Three additional firefighter positions were approved for Shelbyville Fire Department at Shelbyville City Council’s meeting Thursday night.
The need for more firefighters is due to the city’s population growth and the opening of a new fire station at Shelbyville Municipal Airport, Deputy Fire Chief Eric Smith told the council.
Even with the added positions, the department will remain understaffed by 6 positions, Smith said.
“We need these men. We’re really short,” Smith said. “This has been a long time coming.”
Council member Marilyn Ewing asked why a federal grant request, which would have funded more positions, was turned down.
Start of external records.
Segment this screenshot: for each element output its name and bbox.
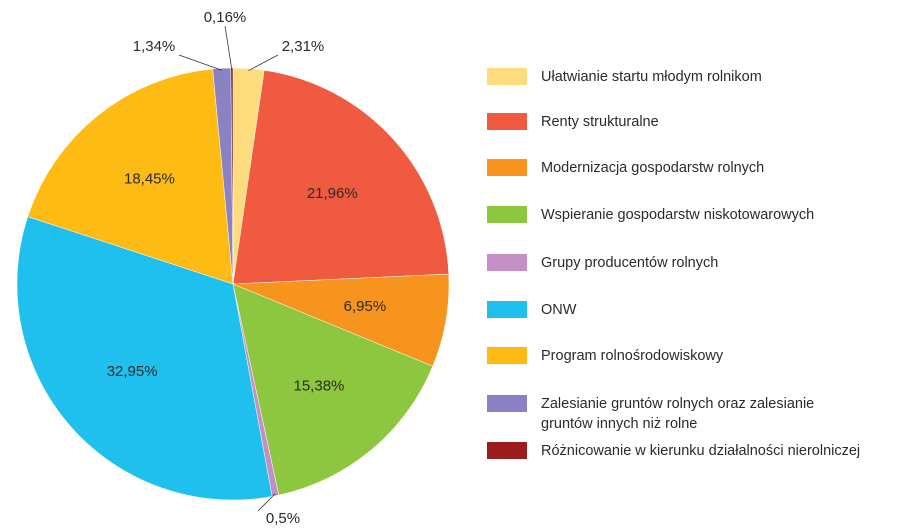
- data-label: 15,38%: [294, 378, 345, 395]
- legend-swatch: [487, 68, 527, 85]
- legend-item: Wspieranie gospodarstw niskotowarowych: [487, 206, 814, 225]
- legend-item: Modernizacja gospodarstw rolnych: [487, 159, 764, 178]
- data-label: 18,45%: [124, 170, 175, 187]
- data-label: 32,95%: [107, 363, 158, 380]
- legend-swatch: [487, 301, 527, 318]
- legend-swatch: [487, 395, 527, 412]
- data-label: 0,16%: [204, 9, 247, 26]
- pie-slice: [16, 216, 273, 501]
- pie-area: 2,31% 21,96% 6,95% 15,38% 0,5% 32,95% 18,45% 1,…: [16, 9, 450, 527]
- legend-label: Renty strukturalne: [541, 114, 659, 130]
- legend-swatch: [487, 442, 527, 459]
- legend-swatch: [487, 113, 527, 130]
- legend-item: Grupy producentów rolnych: [487, 254, 718, 273]
- legend-item: Renty strukturalne: [487, 113, 659, 132]
- legend-label: Zalesianie gruntów rolnych oraz zalesian…: [541, 396, 815, 432]
- legend-label: Grupy producentów rolnych: [541, 255, 719, 271]
- leader-line: [224, 25, 233, 71]
- legend-label: Modernizacja gospodarstw rolnych: [541, 160, 765, 176]
- data-label: 6,95%: [344, 298, 387, 315]
- legend-item: Program rolnośrodowiskowy: [487, 347, 723, 366]
- legend-label: Program rolnośrodowiskowy: [541, 348, 724, 364]
- leader-line: [178, 54, 222, 71]
- legend-swatch: [487, 206, 527, 223]
- legend-label: ONW: [541, 302, 577, 318]
- legend-swatch: [487, 254, 527, 271]
- leader-line: [248, 54, 279, 71]
- legend-item: Zalesianie gruntów rolnych oraz zalesian…: [487, 395, 814, 434]
- data-label: 1,34%: [133, 38, 176, 55]
- data-label: 0,5%: [266, 510, 300, 527]
- legend-item: Ułatwianie startu młodym rolnikom: [487, 68, 762, 87]
- legend-label: Ułatwianie startu młodym rolnikom: [541, 69, 762, 85]
- legend-item: Różnicowanie w kierunku działalności nie…: [487, 442, 860, 461]
- pie-slice: [232, 69, 450, 285]
- legend-swatch: [487, 347, 527, 364]
- legend-swatch: [487, 159, 527, 176]
- leader-line: [257, 493, 276, 512]
- legend-label: Różnicowanie w kierunku działalności nie…: [541, 443, 861, 459]
- data-label: 21,96%: [307, 185, 358, 202]
- data-label: 2,31%: [282, 38, 325, 55]
- pie-slice: [27, 68, 234, 285]
- pie-slice: [232, 283, 434, 496]
- legend-item: ONW: [487, 301, 576, 320]
- legend-label: Wspieranie gospodarstw niskotowarowych: [541, 207, 815, 223]
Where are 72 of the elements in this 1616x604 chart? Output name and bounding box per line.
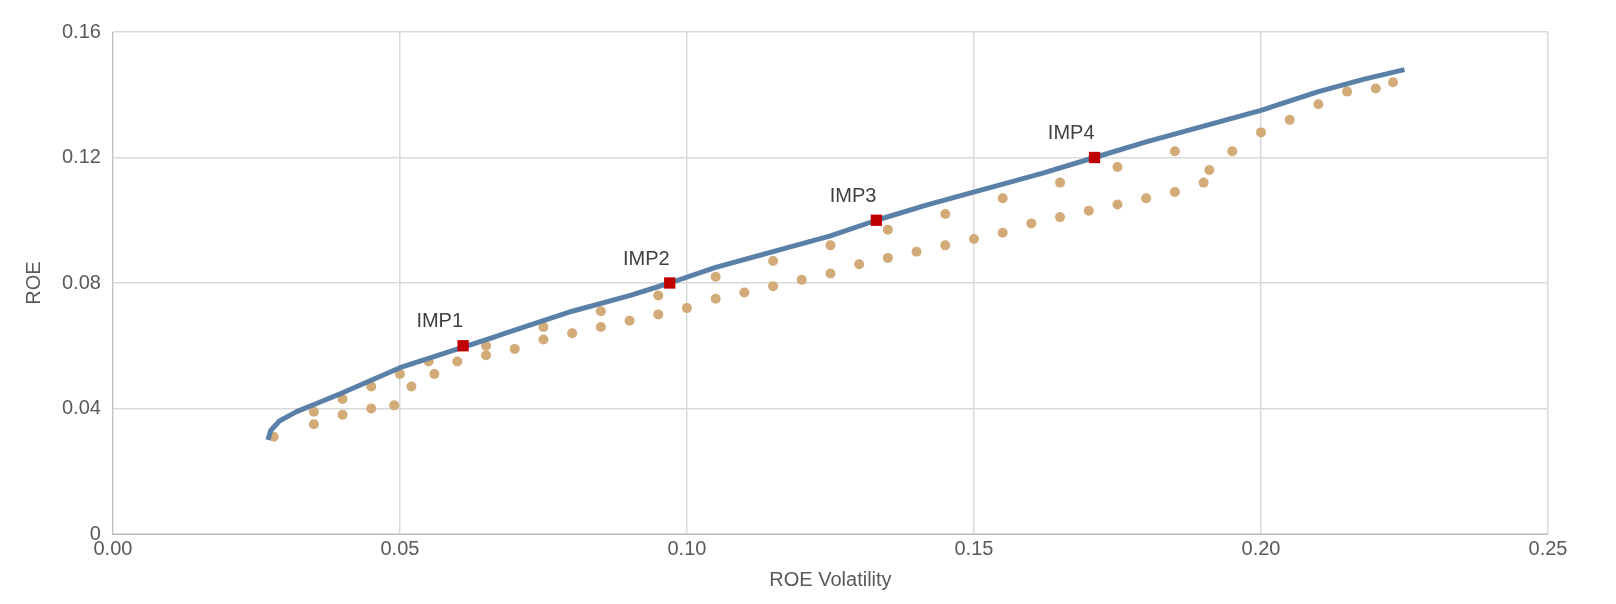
point [1026,218,1037,229]
point [389,400,400,411]
point [1204,165,1215,176]
point [1227,146,1238,157]
x-tick-label: 0.10 [667,536,707,559]
y-tick-label: 0.08 [61,270,101,293]
point [664,277,676,289]
data-label: IMP4 [1047,121,1095,144]
point [595,321,606,332]
point [739,287,750,298]
point [1198,177,1209,188]
point [1255,127,1266,138]
point [653,309,664,320]
x-tick-label: 0.15 [954,536,994,559]
point [429,368,440,379]
x-tick-label: 0.20 [1241,536,1281,559]
point [1083,205,1094,216]
point [710,271,721,282]
point [567,328,578,339]
data-label: IMP1 [416,309,464,332]
point [653,290,664,301]
point [1112,199,1123,210]
point [1370,83,1381,94]
point [308,419,319,430]
y-tick-label: 0.04 [61,396,101,419]
point [796,274,807,285]
point [882,252,893,263]
point [911,246,922,257]
point [366,403,377,414]
point [1169,187,1180,198]
point [968,234,979,245]
data-label: IMP3 [829,183,877,206]
point [882,224,893,235]
y-tick-label: 0.12 [61,145,101,168]
point [1112,161,1123,172]
point [1055,177,1066,188]
point [940,208,951,219]
point [870,214,883,226]
point [337,409,348,420]
point [624,315,635,326]
point [1313,99,1324,110]
point [1088,151,1101,164]
point [308,406,319,417]
x-tick-label: 0.05 [380,536,420,559]
point [710,293,721,304]
point [681,303,692,314]
point [595,306,606,317]
point [406,381,417,392]
point [1141,193,1152,204]
x-tick-label: 0.25 [1528,536,1568,559]
point [768,281,779,292]
y-tick-label: 0.16 [61,19,101,42]
point [997,193,1008,204]
point [1169,146,1180,157]
point [768,256,779,267]
point [825,268,836,279]
data-label: IMP2 [623,246,670,269]
y-axis-title: ROE [21,261,44,305]
point [1342,86,1353,97]
point [997,227,1008,238]
point [481,350,492,361]
point [854,259,865,270]
x-axis-title: ROE Volatility [769,567,892,590]
point [538,334,549,345]
point [940,240,951,251]
point [825,240,836,251]
point [1284,114,1295,125]
point [1388,77,1399,88]
point [509,343,520,354]
point [1055,212,1066,223]
point [457,340,469,352]
point [452,356,463,367]
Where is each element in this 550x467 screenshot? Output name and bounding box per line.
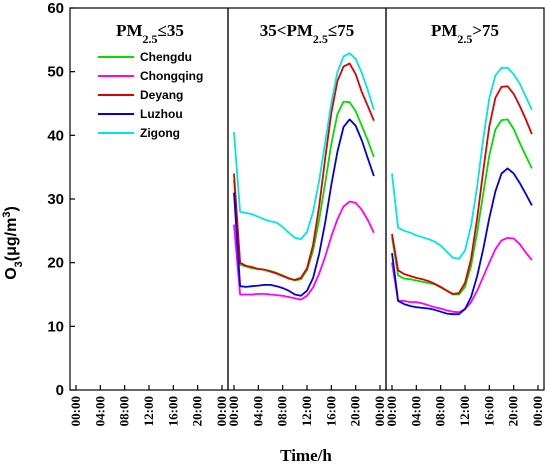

Smith said many departments around the nation had made requests and the available money simply ran out before Shelbyville’s request was reached.
Budget impact will be no higher than $105,000, the council agenda said.
This item, and all others discussed Thursday, passed by 4-0 votes. Council members Henry Feldhaus and Stephanie Isaacs were absent.
Flood pump plans
City staff will enter into negotiations with engineer Will Owen of engineering firm Griggs & Maloney to expand the scope of services provided for an engineering study to establish a phased plan for repairs or upgrades to Shelbyville’s flood pumps and flume system.
Cost is estimated at $150,000-$200,000.
The flood pumps will receive initial priority. The three pumps, installed in the early 1960s are obsolete, functioning at less than capacity, and were too small at the time they were purchased, the council was told at a previous study session. Replacements are expected to cost $1 million apiece but will be sized for the city’s current and anticipated future needs. They will be automated, eliminating the need for Shelbyville Fire Department to manually start them under dangerous conditions, Mayor Randy Carroll said.
The city will accept offers for removal and demolition of three metal building on H.V. Griffin Park property. The buildings are on property formerly owned by a lumber mill and vinyl record/cassette tape manufacturing facility.
Soccer fields are to be built on the land in the next few years.
Council members Bobby Turnbow and William Christie have asked in this and previous meetings if the city could profit from sales of the buildings. The council was told Thursday they must approve all proposals before acceptance.
Authorization of the Shelbyville Parks & Recreation Department to pursue a state recreation grant was deferred by the council until more input from the public on possible uses is received.
The initial motion was made by Ewing, who indicated she’s not against the grant but thinks more opinions should be heard on uses for the money.
The grant’s uses will be funded 50-50 by the state and city. Recreation Director Mike Alsup suggested applying for more money than the city actually needs to make sure enough funds are made available for proposed projects.
•City Attorney Ginger Bobo Shofner will file an injunctive lawsuit concerning property at 751 North Main St. owned by Lee Roy and Elizabeth Cunningham following the council’s approval Thursday.
•The city’s $7,500 portion of the joint Shelbyville-Bedford County July 4 fireworks display was approved. Pyro Shows Inc. handles the fireworks each year.
•City staff was given permission to initiate the bid process for drainage work on North Brittain Street.
•Requests for contract proposals for internet/telephone/television services for all city departments will be sought following council approval.
•City members were named to a Shelbyville Airport Board subcommittee which will consult with Middle Tennessee State University and Shelbyville Power, Water, and Sewage System officials on infrastructure issues involving the school’s plans for its proposed programs at the airport.
Turnbow, who is an Airport Board member, current board member Kelly Wilson, Mayor Randy Carroll, City Manager Scott Collins, and Airport Director Paul Perry will serve.
•Public Works Director Buck Vallad was appointed to a 6-year term on the Interlocal Solid Waste Authority. This was described by City Recorder Lisa Smith as a “routine” appointment.
The ISWA is made up of public works directors, and those holding similar positions, from southern Middle Tennessee.
•Appointments were made to the Shelbyville-Bedford County Homeless Task Force.
The city’s appointments are Jimmy West, pastor of Edgemont Baptist Church; Misty Pellar, operator of There Is Hope, a women’s ministry; police officer Letisia Diaz, who maintains a list and photos of all homeless people in Shelbyville; Shelbyville Codes & Zoning Director Bryan Stevens; and council members Isaacs and Gary Haile.